Seriously, folks. What in the world??? We can’t even begin to guess the story on this one. The gerbil prepares himself a bag of salt, we he then obviously forgot on our counter. (Gerbils are notoriously forgetful.) What could it possibly mean? Should we alert the authorities? Is there some sort of usage of salt with Monster energy drinks that I’ve never heard of? Or possibly Red Bull?
Just what the fuck shit is going on here? Perhaps someone out there may have some idea. If you want to have any chance at all in solving this riddle, be sure to keep this in mind: To solve a gerbil mystery one must think like a gerbil. Be the gerbil. Become one with the gerbil. Only then will all be made clear.
More on this breaking story later as details become available.
Bundle this with your small print
An online ad for Qwest internet service says, “Connection speeds up to 7 mbps just $25 a month for 12 months.” That sounds pretty good. Maybe I’m actually interested. Ooops! Wait one cotton-picking minute. Underneath comes the bad news in grayed text and a smaller font: “When bundled with home phone service.” Ah, therein lies the rub!
Or consider Dan Hesse, the CEO of Sprint, the guy who inserts himself into his own company’s TV commercials, when he says, “Wouldn’t it be nice to get everything we offer for one low monthly rate?” Sure. I’d go for all that and a bag of chips. By the way, what is the rate for their “Simply Everything” plan? $99.99 a month for an individual or $189.98 a month for the “family” version (which includes up to two lines.) Fuck me! For a goddamn cell phone?????? Why doesn’t he mention those numbers in the TV commercials? Not exactly the kind of information that will induce one to sprint to the phone to order, eh?
Taco Bell (quickly approaching cliché status here in the abyss) is currently running an advertising campaign for something known as the “Drive-Thru Diet.”
How does a dictionary define the word “diet?”
“a regimen of eating and drinking sparingly so as to reduce one’s weight”
What does Taco Bell say about usage of the word “diet” in the fine print for this promotion?
“DRIVE-THRU-DIET® IS NOT A WEIGHT-LOSS PROGRAM … NOT A LOW CALORIE FOOD.”
Calling it a “diet” while at the same time claiming it is not a diet. Fiendishly clever, motherfuckers.
Or how about the local big box store? They run an ad that says “Everything is on sale!” with an asterisk. The fine print, of course, says something like: “Excludes housewares, linens and home electronics.” It makes me wonder how they can use the word “everything” for something like that. You keep using that word “everything.” I do not think it means what you think it means. Inconceivable!

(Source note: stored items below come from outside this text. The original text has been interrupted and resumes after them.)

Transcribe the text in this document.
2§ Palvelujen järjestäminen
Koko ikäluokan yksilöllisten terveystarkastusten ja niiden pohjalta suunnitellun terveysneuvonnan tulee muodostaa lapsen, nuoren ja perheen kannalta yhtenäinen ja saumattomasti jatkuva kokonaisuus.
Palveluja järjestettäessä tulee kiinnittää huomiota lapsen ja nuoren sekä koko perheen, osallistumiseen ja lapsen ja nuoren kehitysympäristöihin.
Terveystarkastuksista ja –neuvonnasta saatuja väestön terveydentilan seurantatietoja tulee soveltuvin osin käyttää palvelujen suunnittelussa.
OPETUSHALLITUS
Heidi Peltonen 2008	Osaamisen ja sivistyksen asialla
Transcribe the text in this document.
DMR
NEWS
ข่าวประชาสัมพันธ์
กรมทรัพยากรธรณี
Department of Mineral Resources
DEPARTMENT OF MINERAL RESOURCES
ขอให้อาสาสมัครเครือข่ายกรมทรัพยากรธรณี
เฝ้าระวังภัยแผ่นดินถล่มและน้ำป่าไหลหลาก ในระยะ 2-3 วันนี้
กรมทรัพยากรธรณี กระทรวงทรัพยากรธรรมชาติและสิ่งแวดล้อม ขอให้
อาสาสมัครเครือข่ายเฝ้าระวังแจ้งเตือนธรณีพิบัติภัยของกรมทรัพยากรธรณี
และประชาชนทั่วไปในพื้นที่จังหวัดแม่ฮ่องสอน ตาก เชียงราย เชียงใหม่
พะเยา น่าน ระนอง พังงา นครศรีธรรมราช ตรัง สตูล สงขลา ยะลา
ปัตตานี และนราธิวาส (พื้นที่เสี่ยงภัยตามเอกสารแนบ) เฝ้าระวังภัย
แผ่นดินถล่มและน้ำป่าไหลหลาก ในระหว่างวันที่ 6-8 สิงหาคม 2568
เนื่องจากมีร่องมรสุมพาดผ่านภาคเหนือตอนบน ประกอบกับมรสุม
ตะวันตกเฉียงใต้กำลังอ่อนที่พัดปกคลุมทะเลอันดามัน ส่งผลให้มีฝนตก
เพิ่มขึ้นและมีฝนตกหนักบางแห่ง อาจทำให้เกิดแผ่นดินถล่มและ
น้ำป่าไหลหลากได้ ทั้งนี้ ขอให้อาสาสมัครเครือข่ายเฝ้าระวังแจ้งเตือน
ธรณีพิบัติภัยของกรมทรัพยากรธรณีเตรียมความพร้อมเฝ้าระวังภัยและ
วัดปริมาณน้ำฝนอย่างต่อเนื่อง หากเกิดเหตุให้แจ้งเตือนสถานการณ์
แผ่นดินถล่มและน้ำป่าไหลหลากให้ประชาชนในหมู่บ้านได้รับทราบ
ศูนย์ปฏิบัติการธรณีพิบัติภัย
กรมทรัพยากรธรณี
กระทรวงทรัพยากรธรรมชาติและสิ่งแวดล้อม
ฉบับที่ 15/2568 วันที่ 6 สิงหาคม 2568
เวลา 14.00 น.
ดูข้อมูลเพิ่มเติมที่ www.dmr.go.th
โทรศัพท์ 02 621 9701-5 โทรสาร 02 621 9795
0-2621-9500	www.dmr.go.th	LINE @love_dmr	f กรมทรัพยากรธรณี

The biggest bundle pusher ever, however, has got to be Charter Cable, one of the worst companies of all time. They can’t sell all of their cable TV advertising space, so they cram those unsold spots to the gills with commercials for their own shit. Which consists primarily of them hyping something known as the Charter “bundle.” They want you to “bundle and save” but the reality is that if you fall for the bundle you’ll end up sending them more money than if you had only ordered what you really wanted. On the plus side, however, Charter assures you that one of the benefits is that your bill will be “simplified.” Gee, if only there was someone who had control over the bill who cared enough to make it simple in the first place. Bundle up your cable TV, your high-speed internet and our crappy telephone product and “save.” Of course, bundling doesn’t change the fact that it is still the same shitty company. FAIL.
What ever happened to truth in advertising? Why are companies allowed to advertise using words that are absolutely devoid of meaning and are utterly false? Why does our government simply stand by and shrug as they do that? Advertisers shouldn’t be allowed to use a word like “everything” unless it actually means “everything.” I mean, come on! That’s the freakin’ purpose of that particular word! The fact is that our government doesn’t enforce jack shit on commercials except in the most extreme and egregious of cases. The rest of the time it is open season, and on who? Yep, the American consumer.
Stuff rules.
By the way, “He went to Jared” isn’t covered by the concept of truth in advertising. For that we desperately need the Anti-Hurl in Advertising Act or what I like to call AHAA!